Far worse than the questions was the girdle. Now, I don’t know how it happened, but I must have worn that suit and girdle with bobby sox and saddle shoes, because I know for a fact that nothing anchored the girdle (not a panty girdle). I did not, in other words, have nylons hooked to the girdle. By noon, the girdle had rolled itself neatly up on my body and was clamped tightly around my mid-section like a life-preserver. I was suffocating, physically, emotionally, psychologically. It felt as if I were playing host to a powerful and affectionate python.

That must have been around 1952. The next twenty years are a blank, as far as hose go. We come now to 1975. Planning a trip to Europe, I carefully pack everything I need, except a girdle. This lack comes home to me when I put on a hose and find I have nothing to anchor them to. I visit a number of stores in Paris to buy elastic, and make myself some garters, which don’t do the job. I have a choice between wearing two tourniquets, which will keep my hose up and bring about acute gangrene, or two loose garters, which permit the hose to slither slowly but inexorably to my ankles while I am presenting the talks for which I have been sent abroad. Apparently, in 1975 I knew nothing about knee-length hose, which would have served fine with the long skirts I was wearing. I told you I was behind the times.

I wish I remembered the details of giving up girdle and hose. All I know is that suddenly my problems involved finding out from the underground where we “full-figured gals,” as Jane Russell coyly called us, could get pantyhose that fit. My particular problem is not getting something big enough to go around me. It’s that the hose quits and the panty begins before I do, if you see what I mean. The restrictive garment is not conducive [p.27]to sprinting across Salt Lake City’s wide streets before the lights change.

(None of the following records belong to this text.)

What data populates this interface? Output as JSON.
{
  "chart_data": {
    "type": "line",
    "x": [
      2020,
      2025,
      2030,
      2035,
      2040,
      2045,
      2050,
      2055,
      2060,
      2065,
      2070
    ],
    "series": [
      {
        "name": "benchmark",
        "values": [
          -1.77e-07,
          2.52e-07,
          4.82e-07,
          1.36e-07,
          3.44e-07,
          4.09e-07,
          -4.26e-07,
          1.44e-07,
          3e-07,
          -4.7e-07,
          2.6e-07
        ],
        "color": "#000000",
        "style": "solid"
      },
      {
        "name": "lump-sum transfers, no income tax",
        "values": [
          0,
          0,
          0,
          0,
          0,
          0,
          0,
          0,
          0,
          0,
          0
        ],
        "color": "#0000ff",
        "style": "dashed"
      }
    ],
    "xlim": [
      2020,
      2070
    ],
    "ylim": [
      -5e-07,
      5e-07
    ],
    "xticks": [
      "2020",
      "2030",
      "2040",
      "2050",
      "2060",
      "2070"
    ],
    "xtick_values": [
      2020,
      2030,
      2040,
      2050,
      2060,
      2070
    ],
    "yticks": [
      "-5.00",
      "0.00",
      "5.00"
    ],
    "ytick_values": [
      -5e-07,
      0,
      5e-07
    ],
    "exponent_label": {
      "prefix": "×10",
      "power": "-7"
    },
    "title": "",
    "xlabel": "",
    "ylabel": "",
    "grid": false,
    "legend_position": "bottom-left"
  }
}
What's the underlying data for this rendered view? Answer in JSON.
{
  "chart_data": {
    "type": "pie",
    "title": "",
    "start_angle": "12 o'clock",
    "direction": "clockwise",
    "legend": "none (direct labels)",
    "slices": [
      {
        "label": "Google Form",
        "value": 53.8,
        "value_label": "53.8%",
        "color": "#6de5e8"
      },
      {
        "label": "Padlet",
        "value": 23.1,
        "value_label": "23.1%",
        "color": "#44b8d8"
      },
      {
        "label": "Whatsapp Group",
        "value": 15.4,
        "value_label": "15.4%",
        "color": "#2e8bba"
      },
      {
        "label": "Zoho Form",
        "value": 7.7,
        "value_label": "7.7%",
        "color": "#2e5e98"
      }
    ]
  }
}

I do have one pair of pantyhose that fits, but it is very, very old, now more in the category of tattered heirloom than part of the current wardrobe. I go everywhere trying to find sisters of the same item, but without luck. I checked out the new Panda Pantyhose. With a name like that, I thought they’d be on the right track. They weren’t. People give me pantyhose for birthdays, and various occasions, and I try them on, diligently performing the reverse of the Houdini escape act, without Houdini’s success. There are fewer and fewer occasions now for which I wear a dress. I begin to feel the way women must have felt during the Forties. In fact, it comes back to me that most women then used leg make-up instead of the so-scarce stockings—they just slathered liquid make-up on their legs to cover the fishbelly white. But how could I countenance putting make-up on my legs, and not on my face?

By the time I do find pantyhose that fit, color is so unimportant I rarely even consider it, unless it’s white. But you know, a favorite hosiery color is “taupe.” Honestly, do you know what color “taupe” is? “Brownish gray to dark yellowish brown.” No wonder they call it taupe!

As we close in on the magic year 2000, people are giving especially eager attention to what the next century and millennium holds, and whether we are closer to or further away from the Orwellian nightmare vision. I have very little clear picture of what our world will be in fifty or one hundred years, politically, economically, ecologically. But, optimist that I am, I am convinced that if we last that long someone will have devised an improvement on pantyhose. I mean, surely if we can put Sally Ride on the moon, we can give her … Well, you get my point.